De acordo com estas instituições, sob a retórica do combate a uma hipotética “casta”, nos últimos 20 meses está sendo implementada uma estratégia de reformas estruturais regressivas, que tem atacado o Estado nacional, destruído a indústria local e acelerado a regressão das relações trabalhistas.
Com este objetivo, o governo ultraneoliberal vem impondo “salários mais baixos, condições de emprego mais precárias, menos direitos para trabalhadores cuja relação com os empregadores ainda é regida pela legislação trabalhista, enxugamento e reestruturação do setor público, maior mercantilização de direitos sociais como saúde e educação, e transferência dos custos da impossibilidade de participar do mercado de trabalho para as famílias (pessoas com deficiência, aposentados e pensionistas, etc.)”.
“Todas essas dimensões fazem parte dessa nova fase da ofensiva do capital contra o trabalho, que inclui uma redução generalizada das estruturas e funções do Estado Nacional e, em certa medida, tende a ser obscurecida pelos holofotes da batalha falaciosa contra uma suposta casta política e do uso de insultos e agressões como forma de ação política”, observa o documento. Mas, o fato, alerta o relatório, é que “para além dessa superfície discursiva, o cerne da estratégia – inclusive explicitado no acordo com o FMI – é avançar em reformas estruturais regressivas: uma reforma trabalhista que vise garantir flexibilidade absoluta nas contratações e minimizar os custos trabalhistas; uma reforma da Previdência que busque cortar gastos, restringindo-os a um nível mínimo de assistência e abrindo caminho para a privatização; e uma reforma tributária que vise desfinanciar o Estado e reduzir ainda mais a já escassa carga tributária sobre a renda, e os ganhos das empresas, com o único objetivo de maximizar a taxa de lucro”.

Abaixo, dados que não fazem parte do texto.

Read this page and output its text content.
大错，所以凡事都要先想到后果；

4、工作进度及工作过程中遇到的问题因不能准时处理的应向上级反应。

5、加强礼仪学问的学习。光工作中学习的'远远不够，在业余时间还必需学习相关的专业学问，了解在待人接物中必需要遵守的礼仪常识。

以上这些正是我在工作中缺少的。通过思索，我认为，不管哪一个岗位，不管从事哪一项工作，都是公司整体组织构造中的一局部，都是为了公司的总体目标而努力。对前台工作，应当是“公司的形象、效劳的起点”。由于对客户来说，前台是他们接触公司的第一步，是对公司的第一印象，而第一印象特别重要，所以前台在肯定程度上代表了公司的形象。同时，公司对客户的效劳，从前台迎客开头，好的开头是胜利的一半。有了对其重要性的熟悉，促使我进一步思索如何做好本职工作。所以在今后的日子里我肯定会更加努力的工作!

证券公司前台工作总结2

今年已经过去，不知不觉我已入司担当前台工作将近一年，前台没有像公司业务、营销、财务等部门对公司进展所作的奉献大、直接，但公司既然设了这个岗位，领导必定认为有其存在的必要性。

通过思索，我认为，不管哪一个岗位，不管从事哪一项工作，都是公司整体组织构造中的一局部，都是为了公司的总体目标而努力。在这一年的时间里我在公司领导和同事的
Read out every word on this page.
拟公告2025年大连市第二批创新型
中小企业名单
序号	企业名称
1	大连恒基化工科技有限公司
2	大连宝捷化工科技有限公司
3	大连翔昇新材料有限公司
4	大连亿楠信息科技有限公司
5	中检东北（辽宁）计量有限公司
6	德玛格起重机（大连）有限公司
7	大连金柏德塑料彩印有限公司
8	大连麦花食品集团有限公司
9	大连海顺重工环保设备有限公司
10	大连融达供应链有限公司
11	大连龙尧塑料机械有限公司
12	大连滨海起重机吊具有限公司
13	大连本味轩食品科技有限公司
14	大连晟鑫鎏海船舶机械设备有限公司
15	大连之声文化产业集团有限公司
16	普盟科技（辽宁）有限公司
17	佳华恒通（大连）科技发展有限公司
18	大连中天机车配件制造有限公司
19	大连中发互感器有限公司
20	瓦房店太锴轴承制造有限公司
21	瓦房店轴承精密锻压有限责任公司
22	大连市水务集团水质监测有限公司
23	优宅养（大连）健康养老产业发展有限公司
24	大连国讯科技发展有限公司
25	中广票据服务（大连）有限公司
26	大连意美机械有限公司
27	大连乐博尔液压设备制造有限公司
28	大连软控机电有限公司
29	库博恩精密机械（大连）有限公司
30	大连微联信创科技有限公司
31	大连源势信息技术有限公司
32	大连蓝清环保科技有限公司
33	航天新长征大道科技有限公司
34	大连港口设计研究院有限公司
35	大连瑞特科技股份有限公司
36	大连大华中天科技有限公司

POBREZA E MISÉRIA ENTRE OS ASSALARIADOS
Um dos principais sinais que escancara a gravidade da crise, aponta o documento, é que cresceu a incidência da pobreza entre os trabalhadores empregados. “Os crescentes níveis de precariedade contribuem para que grande parte da classe trabalhadora tenha que vender sua força de trabalho abaixo do seu valor, expresso no preço de uma determinada cesta de bens”. Em outras palavras, assinala o relatório, os trabalhadores “recebem remuneração insuficiente para atingir um patamar de consumo que garanta condições mínimas de reprodução”. “Se tomarmos como referência os valores das cestas básicas oficialmente utilizados para medir a pobreza e a extrema pobreza, verifica-se que, no quarto trimestre de 2024, 28% dos trabalhadores são pobres (vivendo em domicílios que não conseguem arcar com a Cesta Básica Total) e 4% têm renda familiar que não cobre sequer a Cesta Básica, ou seja, estão em situação de miséria” e insegurança alimentar.